While the industry is cautious, Gondal remains unfazed. “When I started Indiagames, people thought I’d gone nuts. They said, ‘Mobile game kaun khelega?’ [Who will play mobile games?] Who will put money in that? See what the world has come to! I’ve always believed in the next trend. And the next era of innovation will happen in the health and fitness space,” he says.

He certainly has the numbers going for him. According to Accenture’s Digital Consumer Tech Survey 2014, 80 percent of Indians are keen on buying fitness monitors. Worldwide too, demand is soaring. Technology research firm ON World estimates that 250 million wearable health and fitness sensing devices will be adopted by 2017. That is more than the adoption rates for smartwatches and internet-enabled glasses. “There will soon be implantable chipsets in your body. Devices will become redundant,” predicts Gondal.

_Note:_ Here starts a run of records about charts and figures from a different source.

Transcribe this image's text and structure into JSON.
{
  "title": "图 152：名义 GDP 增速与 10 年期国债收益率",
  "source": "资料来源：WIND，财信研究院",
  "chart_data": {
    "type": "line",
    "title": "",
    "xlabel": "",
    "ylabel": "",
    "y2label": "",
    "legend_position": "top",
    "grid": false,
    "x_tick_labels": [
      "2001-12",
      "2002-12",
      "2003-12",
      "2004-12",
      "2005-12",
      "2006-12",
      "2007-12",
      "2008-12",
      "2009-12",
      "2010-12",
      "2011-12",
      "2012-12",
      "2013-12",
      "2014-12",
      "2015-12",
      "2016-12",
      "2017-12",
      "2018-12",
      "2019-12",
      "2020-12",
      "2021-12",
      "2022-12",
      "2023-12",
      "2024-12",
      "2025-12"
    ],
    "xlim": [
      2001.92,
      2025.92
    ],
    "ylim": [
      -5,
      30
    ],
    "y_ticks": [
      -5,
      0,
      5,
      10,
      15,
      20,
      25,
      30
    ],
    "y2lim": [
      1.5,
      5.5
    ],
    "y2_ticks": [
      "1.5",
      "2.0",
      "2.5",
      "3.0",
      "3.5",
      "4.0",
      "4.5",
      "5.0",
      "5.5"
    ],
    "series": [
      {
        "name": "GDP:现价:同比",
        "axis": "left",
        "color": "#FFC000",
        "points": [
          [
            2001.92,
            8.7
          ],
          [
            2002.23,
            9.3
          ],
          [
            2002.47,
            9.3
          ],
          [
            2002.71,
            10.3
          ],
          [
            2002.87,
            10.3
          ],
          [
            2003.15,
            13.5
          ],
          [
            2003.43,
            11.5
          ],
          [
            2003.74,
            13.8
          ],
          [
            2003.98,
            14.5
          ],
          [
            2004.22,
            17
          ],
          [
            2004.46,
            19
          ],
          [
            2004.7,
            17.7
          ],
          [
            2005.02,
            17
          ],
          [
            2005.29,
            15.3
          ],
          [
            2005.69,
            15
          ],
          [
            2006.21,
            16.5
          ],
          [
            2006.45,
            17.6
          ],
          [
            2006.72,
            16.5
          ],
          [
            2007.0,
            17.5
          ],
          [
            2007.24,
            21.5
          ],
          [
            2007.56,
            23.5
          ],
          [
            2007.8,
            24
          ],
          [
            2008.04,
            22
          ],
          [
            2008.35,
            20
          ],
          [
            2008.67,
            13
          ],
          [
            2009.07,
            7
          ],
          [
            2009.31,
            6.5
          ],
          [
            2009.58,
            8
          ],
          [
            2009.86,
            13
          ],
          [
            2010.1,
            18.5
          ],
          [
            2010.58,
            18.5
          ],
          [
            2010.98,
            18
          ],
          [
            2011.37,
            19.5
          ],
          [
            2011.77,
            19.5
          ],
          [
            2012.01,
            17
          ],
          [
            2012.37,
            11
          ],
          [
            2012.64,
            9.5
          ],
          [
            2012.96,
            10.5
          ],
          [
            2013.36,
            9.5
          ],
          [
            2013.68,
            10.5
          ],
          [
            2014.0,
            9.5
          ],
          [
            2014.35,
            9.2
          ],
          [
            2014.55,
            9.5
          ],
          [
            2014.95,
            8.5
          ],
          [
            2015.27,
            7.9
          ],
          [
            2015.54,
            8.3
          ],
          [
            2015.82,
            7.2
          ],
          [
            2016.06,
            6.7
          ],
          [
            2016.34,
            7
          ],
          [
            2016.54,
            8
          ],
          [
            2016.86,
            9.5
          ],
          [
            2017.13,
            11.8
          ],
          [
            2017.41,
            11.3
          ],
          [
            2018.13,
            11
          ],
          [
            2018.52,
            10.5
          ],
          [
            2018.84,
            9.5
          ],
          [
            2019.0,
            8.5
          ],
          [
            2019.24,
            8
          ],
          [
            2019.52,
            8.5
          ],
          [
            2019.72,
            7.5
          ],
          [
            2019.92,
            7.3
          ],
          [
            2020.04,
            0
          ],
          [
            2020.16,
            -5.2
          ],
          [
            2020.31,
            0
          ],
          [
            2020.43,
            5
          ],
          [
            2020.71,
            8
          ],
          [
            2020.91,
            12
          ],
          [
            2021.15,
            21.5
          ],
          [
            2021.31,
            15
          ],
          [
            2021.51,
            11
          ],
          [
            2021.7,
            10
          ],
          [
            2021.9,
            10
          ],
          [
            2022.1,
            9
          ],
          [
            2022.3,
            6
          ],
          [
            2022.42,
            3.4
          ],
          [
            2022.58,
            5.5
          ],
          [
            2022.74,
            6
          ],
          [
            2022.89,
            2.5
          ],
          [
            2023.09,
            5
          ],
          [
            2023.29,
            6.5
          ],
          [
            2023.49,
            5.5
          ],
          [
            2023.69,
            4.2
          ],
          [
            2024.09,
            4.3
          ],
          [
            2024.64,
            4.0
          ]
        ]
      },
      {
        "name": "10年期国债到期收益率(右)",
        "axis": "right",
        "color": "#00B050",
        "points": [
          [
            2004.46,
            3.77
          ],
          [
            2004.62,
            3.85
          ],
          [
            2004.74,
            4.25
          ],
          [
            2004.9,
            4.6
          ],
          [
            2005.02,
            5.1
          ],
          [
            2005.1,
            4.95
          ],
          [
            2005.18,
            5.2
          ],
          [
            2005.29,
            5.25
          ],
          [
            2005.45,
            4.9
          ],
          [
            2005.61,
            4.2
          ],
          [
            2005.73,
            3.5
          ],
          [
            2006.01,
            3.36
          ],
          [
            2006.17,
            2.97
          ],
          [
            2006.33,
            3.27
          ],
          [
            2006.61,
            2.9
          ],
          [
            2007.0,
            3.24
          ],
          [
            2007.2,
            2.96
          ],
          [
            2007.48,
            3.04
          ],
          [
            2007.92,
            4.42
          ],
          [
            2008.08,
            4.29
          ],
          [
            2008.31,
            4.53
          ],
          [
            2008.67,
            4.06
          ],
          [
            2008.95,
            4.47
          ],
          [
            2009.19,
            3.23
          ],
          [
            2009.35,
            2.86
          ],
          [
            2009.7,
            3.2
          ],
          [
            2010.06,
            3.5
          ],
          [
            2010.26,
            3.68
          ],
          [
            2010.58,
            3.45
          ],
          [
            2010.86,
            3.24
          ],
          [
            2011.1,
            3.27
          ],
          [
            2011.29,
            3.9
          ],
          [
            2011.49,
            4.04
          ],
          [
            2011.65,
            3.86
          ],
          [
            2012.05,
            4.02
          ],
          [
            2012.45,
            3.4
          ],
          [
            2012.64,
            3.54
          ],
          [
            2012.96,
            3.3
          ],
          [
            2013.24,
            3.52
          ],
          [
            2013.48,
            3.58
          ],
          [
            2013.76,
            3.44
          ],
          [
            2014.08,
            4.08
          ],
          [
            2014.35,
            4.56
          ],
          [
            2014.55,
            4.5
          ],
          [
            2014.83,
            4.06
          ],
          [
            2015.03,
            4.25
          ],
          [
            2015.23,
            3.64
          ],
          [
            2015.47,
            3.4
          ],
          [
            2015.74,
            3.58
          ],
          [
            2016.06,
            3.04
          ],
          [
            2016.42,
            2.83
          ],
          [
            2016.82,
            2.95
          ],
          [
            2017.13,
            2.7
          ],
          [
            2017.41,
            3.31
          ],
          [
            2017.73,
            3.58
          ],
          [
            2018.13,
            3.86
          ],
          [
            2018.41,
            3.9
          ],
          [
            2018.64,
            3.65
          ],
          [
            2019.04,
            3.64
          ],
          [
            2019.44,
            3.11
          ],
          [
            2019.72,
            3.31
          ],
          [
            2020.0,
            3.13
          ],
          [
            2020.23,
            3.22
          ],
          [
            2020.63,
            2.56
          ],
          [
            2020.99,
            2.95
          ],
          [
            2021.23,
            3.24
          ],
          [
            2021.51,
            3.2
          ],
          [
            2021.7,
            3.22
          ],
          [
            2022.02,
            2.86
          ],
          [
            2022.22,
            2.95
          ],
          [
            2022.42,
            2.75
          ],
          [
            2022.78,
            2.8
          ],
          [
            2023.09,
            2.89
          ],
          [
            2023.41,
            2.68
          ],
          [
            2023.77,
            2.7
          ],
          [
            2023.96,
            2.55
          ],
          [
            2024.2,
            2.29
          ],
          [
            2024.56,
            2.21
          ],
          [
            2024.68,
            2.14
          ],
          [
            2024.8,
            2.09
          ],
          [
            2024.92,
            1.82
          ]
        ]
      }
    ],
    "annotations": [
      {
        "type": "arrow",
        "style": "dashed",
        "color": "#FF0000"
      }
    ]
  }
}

How different is 2014 from 1999, when startups and internet companies were unheard of in India? Says Gondal, “The one good thing that has happened is now there are people you can talk to. A startup ecosystem is taking shape. There are 20 other entrepreneurs who have started and shut companies. Venture capitalists have had successful exits. And there are more people willing to bet on crazy ideas.”

Is GOQii one, then?

“I think we are out to create a multi-billion dollar company and an entire industry of what I call remote health professionals,” says Gondal. “At GOQii, we are actually creating a new itch instead of satisfying one. We’ll end up creating a category and prove things that are yet unproven.”